There is no doubt that 2025 was the year of artificial intelligence. Major technology companies spent nearly $400 billion on capital expenditures, a level of spending so massive that some economists believe it helped prevent a full-scale global recession.

Nvidia became the first company in history to surpass a $4 trillion market value, while AI-generated content spread everywhere — from Hollywood productions to political campaign advertising.

With AI dominating global attention throughout 2025, here are the most significant developments that shaped the sector this year, according to a report by Business Insider reviewed by Al Arabiya Business.


1. Wall Street’s AI Bubble Debate

Investors remain divided over whether the AI boom resembles the dot-com bubble. Even tech and AI executives disagree.

In August, OpenAI CEO Sam Altman warned that a bubble might already be forming. Since then, figures such as Bill Gates, Nvidia CEO Jensen Huang, Mark Cuban, and Mark Zuckerberg have shared both supporting and opposing views.

Optimists often compare the AI surge to transformative innovations like railroads, which reshaped entire economies.
During Nvidia’s Q3 earnings call, Huang said:

“There’s a lot of talk about an AI bubble. From our perspective, we see something very different.”

Still, concerns remain. Dario Amodei, CEO of Anthropic, warned in December that some players are acting recklessly and pushing AI development too far.


2. Capital Spending Frenzy

JPMorgan Chase estimated that AI-related spending contributed 1.1% of GDP growth in the first half of the year — and the pace is unlikely to slow.

Goldman Sachs expects major cloud providers to spend $527 billion on capital expenditures next year alone.
Both Meta and OpenAI leadership have stressed that the bigger risk is underinvesting, not overspending.

OpenAI President Greg Brockman said:

“Demand will far exceed what we can currently imagine.”

. The War for AI Talent

Competition for AI talent in Silicon Valley reached extreme levels in 2025.

Meta led the charge, with Zuckerberg offering compensation packages worth tens of millions of dollars. Sam Altman claimed Meta offered signing bonuses as high as $100 million to top OpenAI employees.

While OpenAI resisted most recruitment attempts, ChatGPT co-founder Shengjia Zhao eventually joined Meta’s superintelligence lab.


4. Circular Deals and Rising Debt

Even tech giants needed financial reinforcement. Companies like Alphabet, Amazon, Meta, Microsoft, and Oracle issued nearly $100 billion in bonds, setting new global records.

Some AI deals raised concerns due to their circular nature. Anthropic committed $30 billion to Microsoft Azure, while Microsoft invested up to $5 billion in Anthropic. Nvidia also pledged up to $10 billion as part of the same ecosystem.
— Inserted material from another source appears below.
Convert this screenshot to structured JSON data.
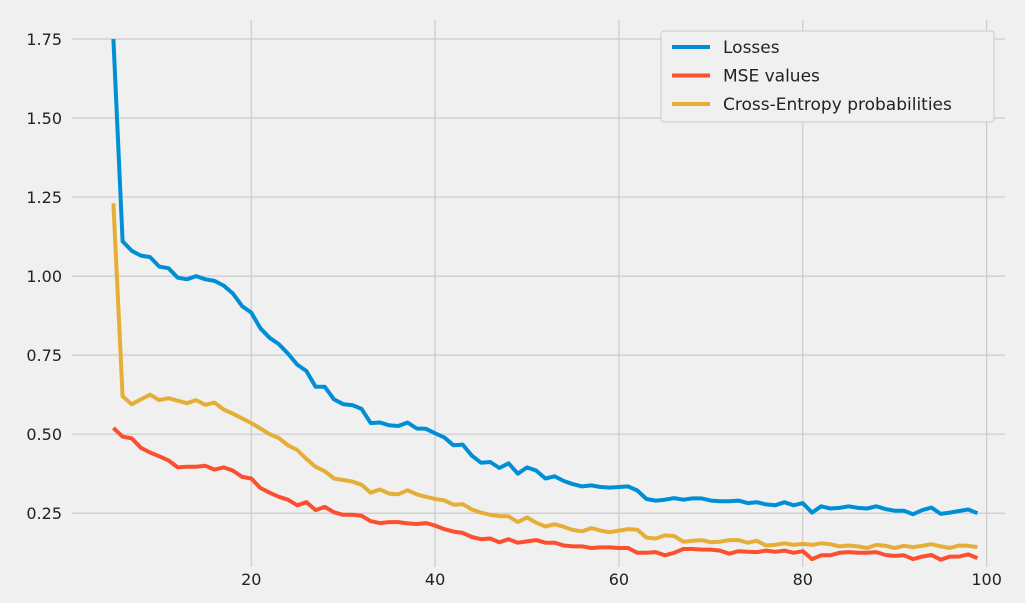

OpenAI, however, faces steeper challenges. The company is expected to lose $9 billion this year and has spending commitments of $1.4 trillion for AI data centers over the next decade — without a stable revenue base like its rivals.


5. Google Strikes Back

Since ChatGPT’s launch in 2022, OpenAI had largely led the AI model race. But in 2025, Google began closing the gap.

Google’s Gemini 3 model received widespread praise and reportedly triggered concern inside OpenAI about losing its competitive edge.

Following OpenAI’s corporate restructuring to raise more capital, Altman declared a state of “maximum readiness” — a sign that the race for AI leadership is far from over.